Ceramide build-up increases people’s susceptibility to bacterial infections, as it triggers cell death in the affected cells. “The destruction of the cells leads to the deposition of DNA, which in turn is an excellent adhesion material for bacteria,” said Döring. The administration of an enzyme that is able to degrade the DNA deposits, DNase, led to the prevention of DNA deposits in CF mouse lungs and was also able to reduce the number of Pseudomonas bacteria in these animals. The administration of the antidepressant amitriptyline would appear to indicate an interesting new therapeutic approach. “Ceramide can also activate cytokines with a pro-inflammatory effect,” said the scientist. “These cytokines lead to inflammation that is not linked to the presence of bacteria,” said Döring highlighting that it is of paramount importance to develop suitable anti-inflammatory substances for CF patients.

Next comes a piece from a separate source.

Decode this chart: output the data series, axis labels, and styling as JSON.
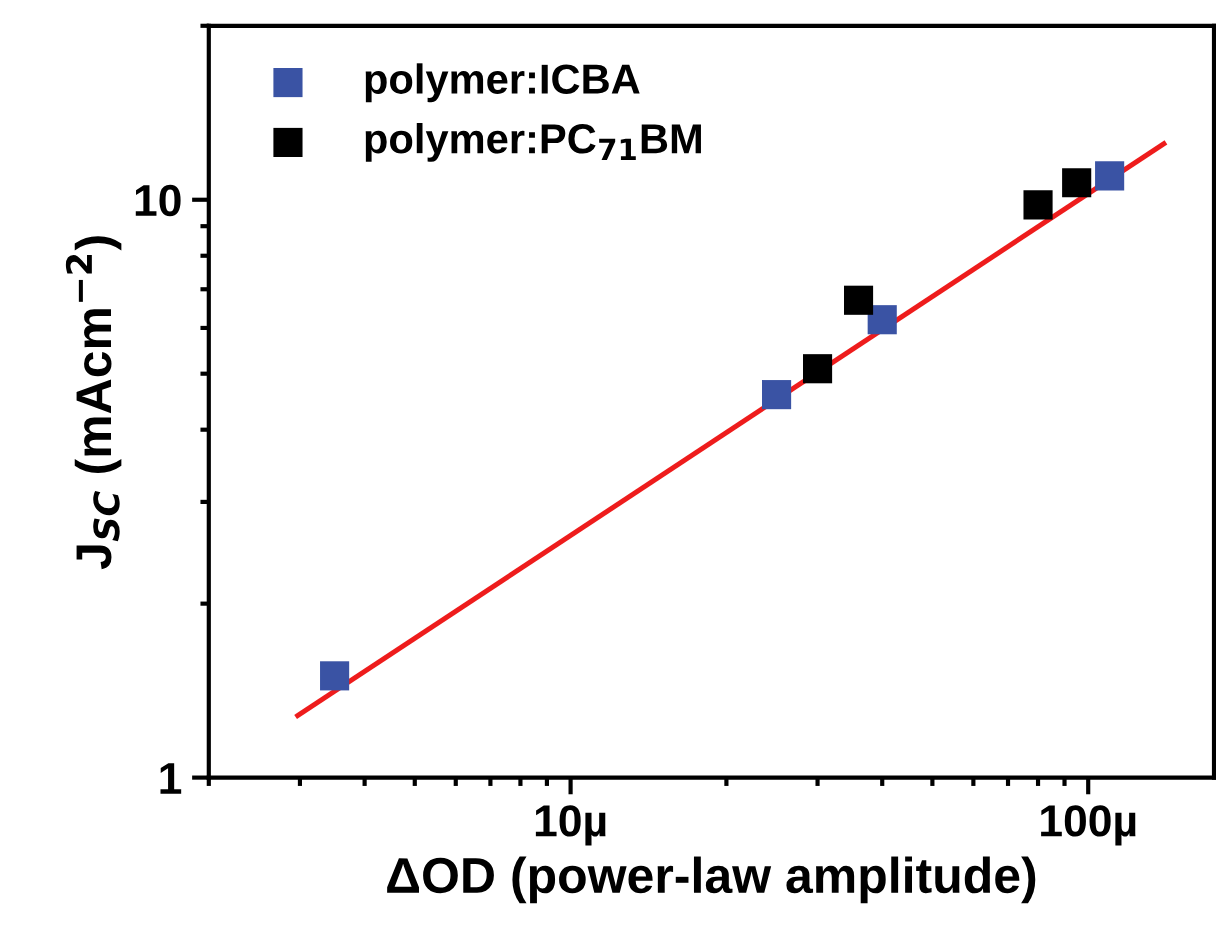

Another light at the end of the tunnel can be seen in the approaches that focus on activating the residual function of defective chloride channels. Excellent results have already been obtained with mutations that lead to milder forms of CF. Certain chemical substances are able to stabilise the CFTR protein to such a degree that chloride secretion returns to normal. This does not yet work in patients who do not produce any CFTR protein. However Döring himself states that “knowing that it works in principle, gives us hope for the future.”Progress in the development of more effective CF therapies has more than doubled the life expectancy of CF patients. “CF patients can now live as long as 40,” said the scientist. In order to improve treatment for CF patients and increase the research efforts, the University Children’s Hospital in Tübingen and the Stuttgart-based Robert-Bosch Hospital’s lung clinic in Schillerhöhe have established the Southwest German Mucoviscidosis Centre Tübingen-Stuttgart. This centre now offers an age-based treatment of CF patients. The Interfaculty Institute for Microbiology and Infection Research at the University Hospital in Tübingen, and a number of other Stuttgart- and Tübingen-based research institutions are also involved in the work done by the centre. Working together, the doctors and scientists hope to decipher the disease mechanisms of cystic fibrosis in detail. Döring is sure that “this information will have a decisive effect on the development of effective new treatment strategies.”